To: TimF who wrote (76926)10/8/2003 11:15:20 AM
From: The Philosopher  Read Replies (1) | Respond to of 82486
 
As a matter of law yes.

We agree, then.

I don't think there is any right as a function of natural law.

Were we sitting down for an evening over cups of good Oolong or Keemun tea, I would enjoy discussing that with you. But I have way too much work to do today. The question (or, more correctly, one of the key questions) is whether natural law extends to the good of communities, and if so what that means. When communities were small and isolated, natural law favored the inclusion of the famiiar and the exclusion and ostricization of the unfamiliar. When the very survival of the community was precarious and depended on the contributions of each member, it was not only reasonable but necessary to draw clear "we" and "they" boundaries.

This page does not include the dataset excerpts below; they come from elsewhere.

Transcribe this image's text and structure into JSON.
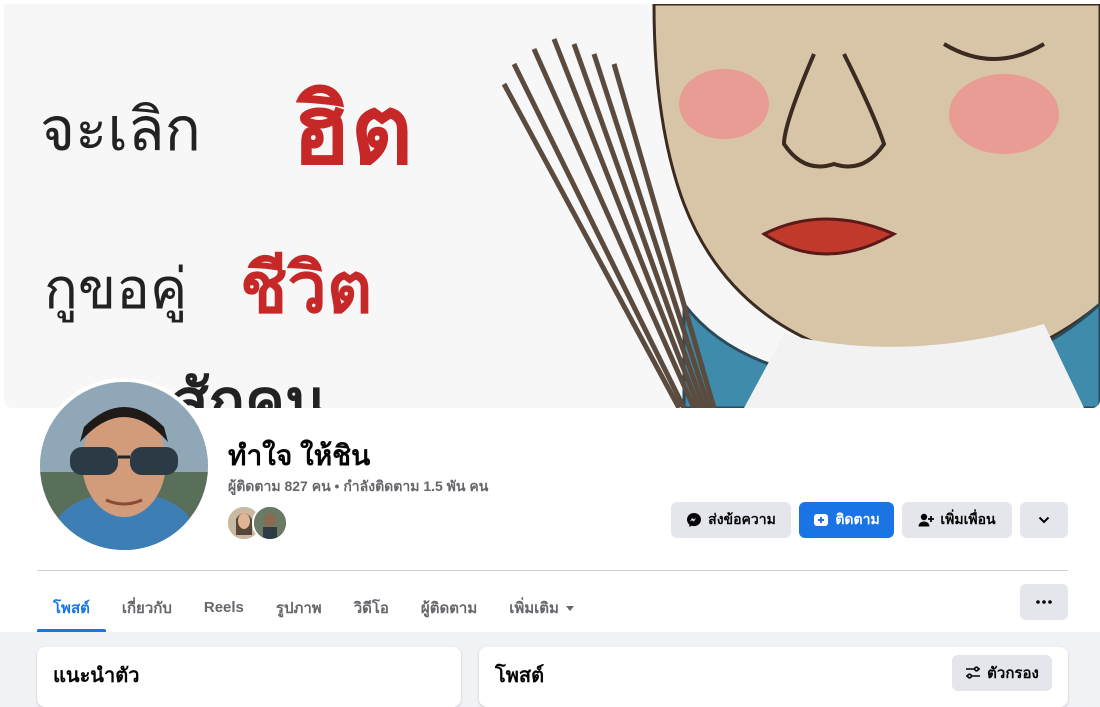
{
  "cover": {
    "line1": "จะเลิก",
    "line1_emphasis": "ฮิต",
    "line2": "กูขอคู่",
    "line2_emphasis": "ชีวิต",
    "line3": "สักคน"
  },
  "profile": {
    "name": "ทำใจ ให้ชิน",
    "stats": "ผู้ติดตาม 827 คน • กำลังติดตาม 1.5 พัน คน"
  },
  "actions": {
    "message_label": "ส่งข้อความ",
    "follow_label": "ติดตาม",
    "add_friend_label": "เพิ่มเพื่อน"
  },
  "tabs": [
    {
      "label": "โพสต์",
      "active": true
    },
    {
      "label": "เกี่ยวกับ",
      "active": false
    },
    {
      "label": "Reels",
      "active": false
    },
    {
      "label": "รูปภาพ",
      "active": false
    },
    {
      "label": "วิดีโอ",
      "active": false
    },
    {
      "label": "ผู้ติดตาม",
      "active": false
    },
    {
      "label": "เพิ่มเติม",
      "active": false
    }
  ],
  "intro": {
    "title": "แนะนำตัว"
  },
  "posts": {
    "title": "โพสต์",
    "filter_label": "ตัวกรอง"
  },
  "colors": {
    "accent": "#1b74e4",
    "button_grey": "#e4e6eb",
    "text_secondary": "#65676b"
  }
}
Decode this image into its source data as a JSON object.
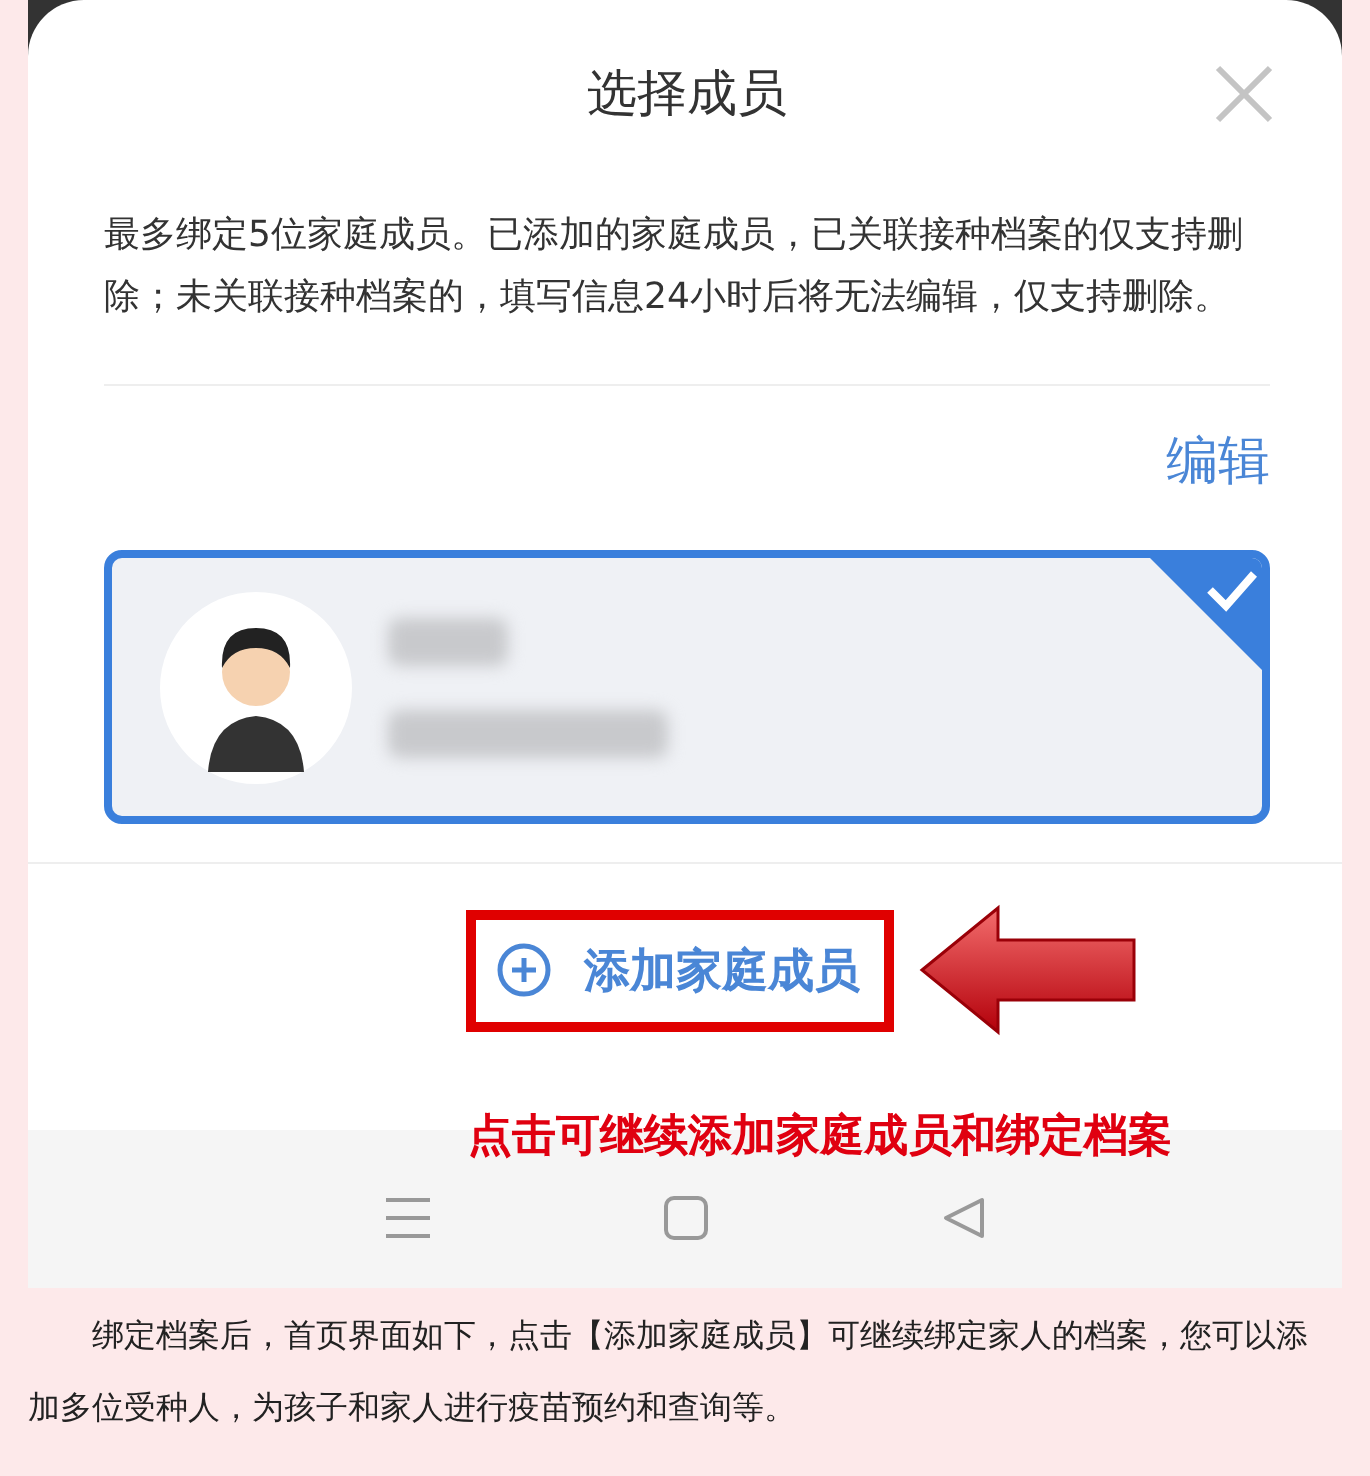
{
  "dialog": {
    "title": "选择成员",
    "notice": "最多绑定5位家庭成员。已添加的家庭成员，已关联接种档案的仅支持删除；未关联接种档案的，填写信息24小时后将无法编辑，仅支持删除。",
    "edit_link": "编辑",
    "members": [
      {
        "selected": true
      }
    ],
    "add_button": {
      "label": "添加家庭成员"
    }
  },
  "annotation": {
    "text": "点击可继续添加家庭成员和绑定档案"
  },
  "article": {
    "paragraph": "绑定档案后，首页界面如下，点击【添加家庭成员】可继续绑定家人的档案，您可以添加多位受种人，为孩子和家人进行疫苗预约和查询等。"
  }
}
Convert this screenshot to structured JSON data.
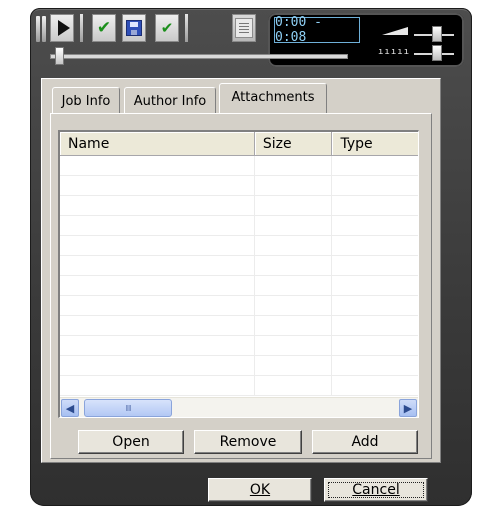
{
  "player": {
    "time_display": "0:00 - 0:08",
    "speed_scale": "ııııı",
    "position_slider_value": 0,
    "icons": {
      "play": "play-icon",
      "accept": "checkmark-icon",
      "save": "save-disk-icon",
      "accept_all": "checkmark-double-icon",
      "properties": "properties-doc-icon"
    }
  },
  "tabs": [
    {
      "label": "Job Info"
    },
    {
      "label": "Author Info"
    },
    {
      "label": "Attachments",
      "active": true
    }
  ],
  "attachments_list": {
    "columns": [
      "Name",
      "Size",
      "Type"
    ],
    "rows": [],
    "scroll_left_glyph": "◀",
    "scroll_right_glyph": "▶",
    "thumb_grip": "IIII"
  },
  "buttons": {
    "open": "Open",
    "remove": "Remove",
    "add": "Add",
    "ok": "OK",
    "cancel": "Cancel"
  },
  "colors": {
    "skin": "#3a3a3a",
    "dialog": "#d4d0c8",
    "time_text": "#8fd0f5",
    "check_green": "#1b8f1b",
    "save_blue": "#2f4fb8"
  }
}
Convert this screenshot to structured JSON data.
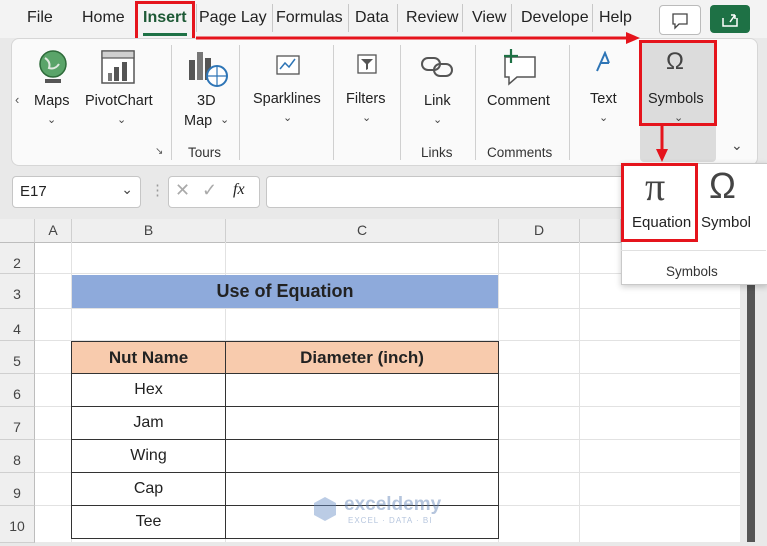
{
  "tabs": [
    "File",
    "Home",
    "Insert",
    "Page Lay",
    "Formulas",
    "Data",
    "Review",
    "View",
    "Develope",
    "Help"
  ],
  "ribbon": {
    "maps": "Maps",
    "pivotchart": "PivotChart",
    "map3d_line1": "3D",
    "map3d_line2": "Map",
    "sparklines": "Sparklines",
    "filters": "Filters",
    "link": "Link",
    "comment": "Comment",
    "text": "Text",
    "symbols": "Symbols",
    "groups": {
      "tours": "Tours",
      "links": "Links",
      "comments": "Comments"
    }
  },
  "symbols_dropdown": {
    "equation_glyph": "π",
    "equation_label": "Equation",
    "symbol_glyph": "Ω",
    "symbol_label": "Symbol",
    "group_label": "Symbols"
  },
  "formula_bar": {
    "name_box": "E17",
    "fx": "fx",
    "formula": ""
  },
  "columns": [
    "A",
    "B",
    "C",
    "D"
  ],
  "rows": [
    "2",
    "3",
    "4",
    "5",
    "6",
    "7",
    "8",
    "9",
    "10"
  ],
  "sheet": {
    "title": "Use of Equation",
    "header": [
      "Nut Name",
      "Diameter (inch)"
    ],
    "nut_names": [
      "Hex",
      "Jam",
      "Wing",
      "Cap",
      "Tee"
    ]
  },
  "watermark": {
    "brand": "exceldemy",
    "tagline": "EXCEL · DATA · BI"
  },
  "colors": {
    "accent_green": "#1e7145",
    "title_fill": "#8eaadb",
    "header_fill": "#f8cbad",
    "highlight_red": "#e5141c"
  }
}
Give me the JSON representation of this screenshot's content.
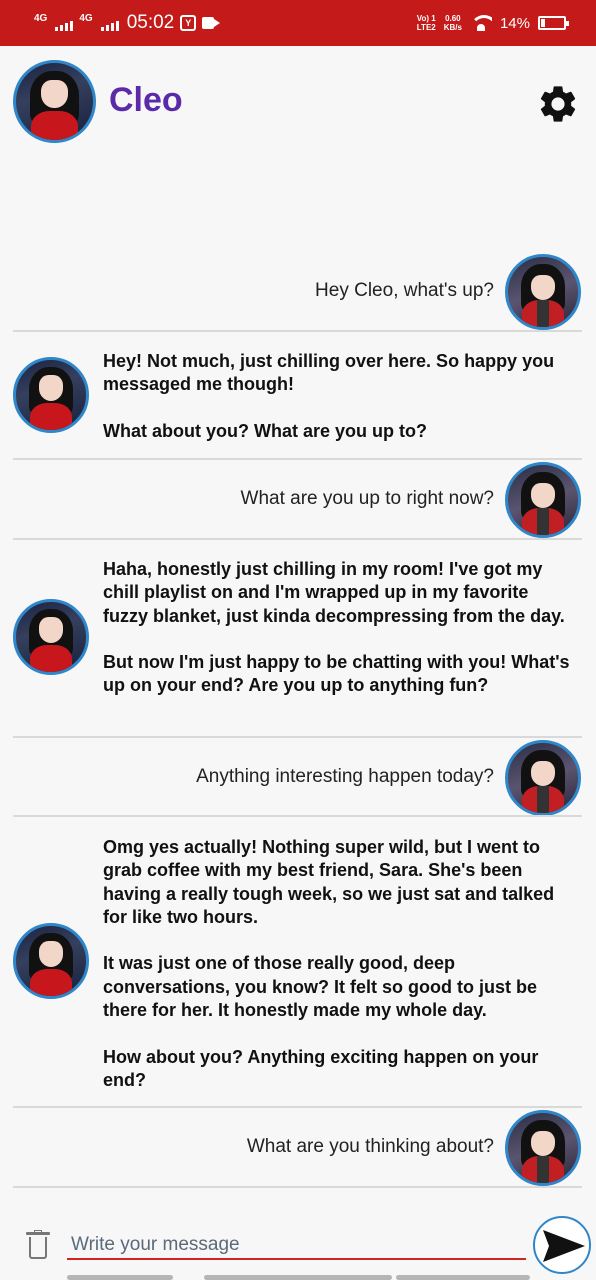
{
  "status_bar": {
    "network1": "4G",
    "network2": "4G",
    "time": "05:02",
    "lte_line1": "Vo) 1",
    "lte_line2": "LTE2",
    "speed_value": "0.60",
    "speed_unit": "KB/s",
    "battery": "14%"
  },
  "header": {
    "name": "Cleo"
  },
  "composer": {
    "placeholder": "Write your message"
  },
  "messages": [
    {
      "sender": "user",
      "text": "Hey Cleo, what's up?"
    },
    {
      "sender": "bot",
      "text": "Hey! Not much, just chilling over here. So happy you messaged me though!\n\nWhat about you? What are you up to?"
    },
    {
      "sender": "user",
      "text": "What are you up to right now?"
    },
    {
      "sender": "bot",
      "text": "Haha, honestly just chilling in my room! I've got my chill playlist on and I'm wrapped up in my favorite fuzzy blanket, just kinda decompressing from the day.\n\nBut now I'm just happy to be chatting with you! What's up on your end? Are you up to anything fun?"
    },
    {
      "sender": "user",
      "text": "Anything interesting happen today?"
    },
    {
      "sender": "bot",
      "text": "Omg yes actually! Nothing super wild, but I went to grab coffee with my best friend, Sara. She's been having a really tough week, so we just sat and talked for like two hours.\n\nIt was just one of those really good, deep conversations, you know? It felt so good to just be there for her. It honestly made my whole day.\n\nHow about you? Anything exciting happen on your end?"
    },
    {
      "sender": "user",
      "text": "What are you thinking about?"
    }
  ]
}
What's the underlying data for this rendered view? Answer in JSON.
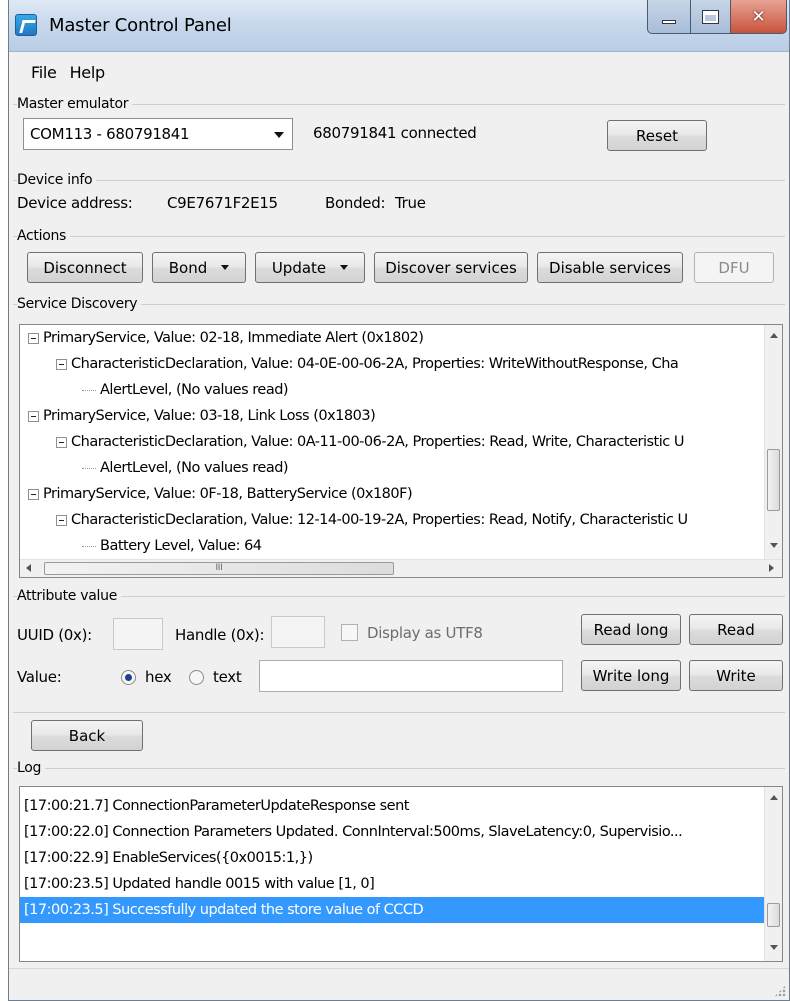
{
  "window": {
    "title": "Master Control Panel"
  },
  "menu": {
    "file": "File",
    "help": "Help"
  },
  "master_emulator": {
    "label": "Master emulator",
    "selected_port": "COM113 - 680791841",
    "status": "680791841 connected",
    "reset": "Reset"
  },
  "device_info": {
    "label": "Device info",
    "address_label": "Device address:",
    "address": "C9E7671F2E15",
    "bonded_label": "Bonded:",
    "bonded": "True"
  },
  "actions": {
    "label": "Actions",
    "disconnect": "Disconnect",
    "bond": "Bond",
    "update": "Update",
    "discover": "Discover services",
    "disable": "Disable services",
    "dfu": "DFU"
  },
  "service_discovery": {
    "label": "Service Discovery",
    "rows": [
      "PrimaryService, Value: 02-18, Immediate Alert (0x1802)",
      "CharacteristicDeclaration, Value: 04-0E-00-06-2A, Properties: WriteWithoutResponse, Cha",
      "AlertLevel, (No values read)",
      "PrimaryService, Value: 03-18, Link Loss (0x1803)",
      "CharacteristicDeclaration, Value: 0A-11-00-06-2A, Properties: Read, Write, Characteristic U",
      "AlertLevel, (No values read)",
      "PrimaryService, Value: 0F-18, BatteryService (0x180F)",
      "CharacteristicDeclaration, Value: 12-14-00-19-2A, Properties: Read, Notify, Characteristic U",
      "Battery Level, Value: 64"
    ]
  },
  "attribute_value": {
    "label": "Attribute value",
    "uuid_label": "UUID (0x):",
    "handle_label": "Handle (0x):",
    "display_utf8": "Display as UTF8",
    "read_long": "Read long",
    "read": "Read",
    "value_label": "Value:",
    "hex": "hex",
    "text": "text",
    "write_long": "Write long",
    "write": "Write"
  },
  "nav": {
    "back": "Back"
  },
  "log": {
    "label": "Log",
    "rows": [
      "[17:00:21.7] ConnectionParameterUpdateResponse sent",
      "[17:00:22.0] Connection Parameters Updated. ConnInterval:500ms, SlaveLatency:0, Supervisio...",
      "[17:00:22.9] EnableServices({0x0015:1,})",
      "[17:00:23.5] Updated handle 0015 with value [1, 0]",
      "[17:00:23.5] Successfully updated the store value of CCCD"
    ]
  },
  "colors": {
    "selection": "#3399ff",
    "titlebar": "#c9d9ec"
  },
  "icons": {
    "hscroll_marker": "III"
  }
}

But as societies evolved and became more diverse, the natural law dynamics of community changed. Today, the health of the community is most strengthened when every person feels included, feels a part of the community. Take a town in the middle of Kansas. Two thousand years ago, that community, faced with a problem individual, could just declare them outcast and there were plenty of places for them to go. Maybe to die outside the community's protection, but that's the price they paid. Exclusion was a community survival mechanism.

Today, that community has nowhere to send the person. If they are not accepted and incorporated into the community at least to some degree, they become an irritant, a grain of sand in the wheels of the community. So today, it is an aspect of the natural law health of the community to promote inclusion, not to create a popluation like the Palestinians, the Kurds, the Chechynans, etc., who feel excluded and disenfranchised.

I have just spewed this out off the top of my head without careful thought, and on reflection I may -- almost certainly will -- modify my thinking. But it forms a basis for arguing that in the modern world, the laws requiring inclusion and outlawing structural discrimination are very much in line with the basic concepts of natural law, which are centered on survival.